Monday, December 3, 2012

High Art on the High Plains

On a recent trip down memory lane in the town where we lived for three years, 27 years ago, we needed to check up on one of the city's most famous personalities. 
There he was, in a slightly different location and position, but still gloriously, unashamedly bare nekkid.

One of two full-size bronze castings of Michelangelo's David stands in downtown Sioux Falls, South Dakota. The statue was given to the city  in 1971 by Thomas Fawick, a Sioux Falls native who made his fortune as an inventor and automobile manufacturer. 

"When first erected in Fawick Park, the statue was quite controversial in the city. Many felt a nude body displayed in public was not only in bad taste, but would have a bad effect on the moral values of the citizens. The statue was placed facing southeast, away from traffic, and trees were planted to screen it from the street.

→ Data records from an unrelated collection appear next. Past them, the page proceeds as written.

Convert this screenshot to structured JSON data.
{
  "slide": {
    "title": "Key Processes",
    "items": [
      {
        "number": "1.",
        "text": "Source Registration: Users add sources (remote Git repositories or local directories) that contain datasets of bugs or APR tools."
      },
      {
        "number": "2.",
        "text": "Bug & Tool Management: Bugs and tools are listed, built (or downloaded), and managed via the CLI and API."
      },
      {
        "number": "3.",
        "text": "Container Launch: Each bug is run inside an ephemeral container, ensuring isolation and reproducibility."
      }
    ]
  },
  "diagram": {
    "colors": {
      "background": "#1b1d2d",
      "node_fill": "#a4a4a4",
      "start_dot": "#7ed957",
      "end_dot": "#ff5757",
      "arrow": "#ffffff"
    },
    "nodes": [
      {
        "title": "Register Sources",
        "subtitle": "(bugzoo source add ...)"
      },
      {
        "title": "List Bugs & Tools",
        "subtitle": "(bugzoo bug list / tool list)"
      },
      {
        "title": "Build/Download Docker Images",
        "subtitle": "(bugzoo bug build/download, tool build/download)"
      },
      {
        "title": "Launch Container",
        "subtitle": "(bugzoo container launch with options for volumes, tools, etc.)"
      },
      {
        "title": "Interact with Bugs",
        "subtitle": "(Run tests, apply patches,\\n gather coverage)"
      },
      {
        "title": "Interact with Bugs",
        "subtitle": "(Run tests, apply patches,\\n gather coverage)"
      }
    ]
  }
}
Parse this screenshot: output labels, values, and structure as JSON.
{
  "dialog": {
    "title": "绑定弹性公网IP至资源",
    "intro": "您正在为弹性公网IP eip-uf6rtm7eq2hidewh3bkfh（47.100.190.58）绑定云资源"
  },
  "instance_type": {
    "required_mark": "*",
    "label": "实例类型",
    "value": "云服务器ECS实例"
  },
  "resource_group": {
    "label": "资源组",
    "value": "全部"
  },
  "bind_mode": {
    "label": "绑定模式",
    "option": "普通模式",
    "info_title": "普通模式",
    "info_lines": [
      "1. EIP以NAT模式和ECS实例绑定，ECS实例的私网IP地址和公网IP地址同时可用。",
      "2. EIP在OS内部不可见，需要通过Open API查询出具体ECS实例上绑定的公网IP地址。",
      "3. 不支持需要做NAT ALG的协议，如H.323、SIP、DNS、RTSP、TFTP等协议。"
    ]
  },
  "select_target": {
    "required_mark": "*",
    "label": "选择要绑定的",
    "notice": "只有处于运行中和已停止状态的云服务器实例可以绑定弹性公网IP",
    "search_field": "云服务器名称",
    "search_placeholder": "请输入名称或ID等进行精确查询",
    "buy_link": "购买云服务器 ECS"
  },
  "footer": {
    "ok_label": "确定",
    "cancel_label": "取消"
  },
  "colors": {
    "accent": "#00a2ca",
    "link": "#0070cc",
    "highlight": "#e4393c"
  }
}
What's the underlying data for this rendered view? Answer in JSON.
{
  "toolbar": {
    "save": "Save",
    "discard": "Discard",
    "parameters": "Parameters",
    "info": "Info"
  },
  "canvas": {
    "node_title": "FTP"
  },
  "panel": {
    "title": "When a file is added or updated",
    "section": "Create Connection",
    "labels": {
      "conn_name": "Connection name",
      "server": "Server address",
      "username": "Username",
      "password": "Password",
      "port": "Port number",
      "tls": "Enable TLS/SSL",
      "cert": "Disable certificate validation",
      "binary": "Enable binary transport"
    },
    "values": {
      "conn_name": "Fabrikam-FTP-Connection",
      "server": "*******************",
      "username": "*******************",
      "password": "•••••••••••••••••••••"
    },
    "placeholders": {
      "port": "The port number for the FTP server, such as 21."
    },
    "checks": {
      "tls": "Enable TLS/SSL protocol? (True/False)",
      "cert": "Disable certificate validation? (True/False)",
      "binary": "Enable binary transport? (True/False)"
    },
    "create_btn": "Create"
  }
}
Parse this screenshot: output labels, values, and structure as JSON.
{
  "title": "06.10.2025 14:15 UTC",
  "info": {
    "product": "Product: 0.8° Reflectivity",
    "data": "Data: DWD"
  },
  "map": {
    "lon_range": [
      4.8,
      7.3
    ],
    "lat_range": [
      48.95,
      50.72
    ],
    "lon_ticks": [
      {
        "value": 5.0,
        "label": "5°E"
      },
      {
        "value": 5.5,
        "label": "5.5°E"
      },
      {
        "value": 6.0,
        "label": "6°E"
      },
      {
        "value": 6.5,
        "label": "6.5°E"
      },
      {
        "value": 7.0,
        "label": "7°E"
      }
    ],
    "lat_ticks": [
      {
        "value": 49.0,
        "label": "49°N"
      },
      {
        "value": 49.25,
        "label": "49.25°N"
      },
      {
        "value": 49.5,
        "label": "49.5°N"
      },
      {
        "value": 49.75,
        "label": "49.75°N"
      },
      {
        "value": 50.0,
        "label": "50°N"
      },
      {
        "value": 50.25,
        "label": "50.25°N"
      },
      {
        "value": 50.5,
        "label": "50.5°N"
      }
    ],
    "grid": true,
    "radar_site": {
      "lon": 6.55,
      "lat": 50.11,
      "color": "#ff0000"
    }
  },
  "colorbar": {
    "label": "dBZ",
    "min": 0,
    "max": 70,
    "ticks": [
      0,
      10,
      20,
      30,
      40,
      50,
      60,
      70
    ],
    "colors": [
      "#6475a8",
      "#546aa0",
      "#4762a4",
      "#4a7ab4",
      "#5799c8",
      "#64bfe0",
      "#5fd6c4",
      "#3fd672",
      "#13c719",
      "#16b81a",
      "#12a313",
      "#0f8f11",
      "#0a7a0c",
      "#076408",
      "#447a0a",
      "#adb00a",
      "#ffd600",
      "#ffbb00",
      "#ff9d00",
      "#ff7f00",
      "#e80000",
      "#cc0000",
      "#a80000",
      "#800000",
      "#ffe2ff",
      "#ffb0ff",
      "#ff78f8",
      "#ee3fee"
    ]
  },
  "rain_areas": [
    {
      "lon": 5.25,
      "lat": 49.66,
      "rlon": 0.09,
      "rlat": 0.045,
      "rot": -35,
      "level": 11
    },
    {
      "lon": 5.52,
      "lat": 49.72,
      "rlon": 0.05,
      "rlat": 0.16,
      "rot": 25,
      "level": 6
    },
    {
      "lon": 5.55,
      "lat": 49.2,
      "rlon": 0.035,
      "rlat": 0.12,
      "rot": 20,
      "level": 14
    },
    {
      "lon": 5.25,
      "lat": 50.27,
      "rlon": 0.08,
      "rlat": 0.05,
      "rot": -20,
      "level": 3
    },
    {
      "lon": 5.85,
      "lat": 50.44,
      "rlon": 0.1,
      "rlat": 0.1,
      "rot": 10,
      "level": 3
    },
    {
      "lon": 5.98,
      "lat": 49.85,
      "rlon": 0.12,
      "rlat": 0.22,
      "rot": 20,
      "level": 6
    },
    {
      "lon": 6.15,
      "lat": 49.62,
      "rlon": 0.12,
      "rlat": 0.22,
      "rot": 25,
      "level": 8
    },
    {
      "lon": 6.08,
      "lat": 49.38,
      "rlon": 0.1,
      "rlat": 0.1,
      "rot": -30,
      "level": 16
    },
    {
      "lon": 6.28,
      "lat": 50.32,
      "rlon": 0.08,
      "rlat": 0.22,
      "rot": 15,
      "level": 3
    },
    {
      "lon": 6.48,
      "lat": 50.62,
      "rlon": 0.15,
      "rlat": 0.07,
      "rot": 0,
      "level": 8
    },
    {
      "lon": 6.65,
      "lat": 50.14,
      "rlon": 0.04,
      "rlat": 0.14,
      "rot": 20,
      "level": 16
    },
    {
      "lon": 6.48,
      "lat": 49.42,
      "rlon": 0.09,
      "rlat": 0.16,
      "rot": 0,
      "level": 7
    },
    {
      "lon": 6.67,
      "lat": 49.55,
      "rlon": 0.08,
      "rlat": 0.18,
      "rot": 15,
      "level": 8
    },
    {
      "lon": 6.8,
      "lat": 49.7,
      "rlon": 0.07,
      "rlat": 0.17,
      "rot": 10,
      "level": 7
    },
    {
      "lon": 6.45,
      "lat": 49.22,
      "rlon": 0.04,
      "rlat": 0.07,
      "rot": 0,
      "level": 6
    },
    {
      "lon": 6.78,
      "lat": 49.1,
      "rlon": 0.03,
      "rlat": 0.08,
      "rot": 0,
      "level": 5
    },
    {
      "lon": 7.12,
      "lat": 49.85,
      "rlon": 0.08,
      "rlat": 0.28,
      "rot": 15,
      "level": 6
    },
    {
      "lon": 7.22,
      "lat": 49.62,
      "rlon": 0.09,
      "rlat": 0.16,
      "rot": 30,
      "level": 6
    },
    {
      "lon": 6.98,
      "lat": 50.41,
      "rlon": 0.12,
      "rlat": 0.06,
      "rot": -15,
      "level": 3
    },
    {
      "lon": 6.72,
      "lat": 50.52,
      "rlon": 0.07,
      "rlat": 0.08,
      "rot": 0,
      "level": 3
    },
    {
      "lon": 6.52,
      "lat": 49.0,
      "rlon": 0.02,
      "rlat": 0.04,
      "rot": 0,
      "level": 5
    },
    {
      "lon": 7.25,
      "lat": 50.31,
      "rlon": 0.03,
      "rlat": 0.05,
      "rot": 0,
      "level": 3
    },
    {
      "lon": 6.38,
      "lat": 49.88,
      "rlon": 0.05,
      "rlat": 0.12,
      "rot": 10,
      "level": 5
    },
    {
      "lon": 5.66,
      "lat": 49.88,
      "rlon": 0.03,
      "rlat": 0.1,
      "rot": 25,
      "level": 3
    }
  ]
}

Later, when the park required some work, the statue was moved and now faces north." (Tree-free, and as far as we can tell he hasn't caused any accidents by rubberneckers yet - NDL) - wikimapia

Sioux Falls is a prosperous plains town that has undergone some remarkable sprucing up of its river banks and falls area to become a lovely recreation destination for people from miles around. It is also the biggest center of shopping and services for several surrounding states, and so, draws many out-of-towners on weekends and weekdays too.

27 years ago, the bits and pieces of paths and bike trails did not connect as continuously as they do now (20 miles around town, the locals boast), but even back then if you knew how to wind around obstacles you could get in a pretty good hike that started at Fawick Park and ended at the falls of the Big Sioux. 

One day while waiting for a friend and her dog to arrive for a walk date we observed two middle-aged women who appeared to be from a more rural locale intently regarding the infamous statue. 

We weren't really listening to their conversation until we caught one asking the other, 
"Well, whaddya think?". 
"Oh, I'd say about 8 pounds", the other replied with a snigger. 

It was then that we followed their gaze to the area where city leaders had once suggested 
a grape leaf be strategically placed. 
Considering that the statue is made of bronze, the gals may have underestimated young David's manhood, but we're thinkin' they were close. 
And we will never look at him in quite the same way again.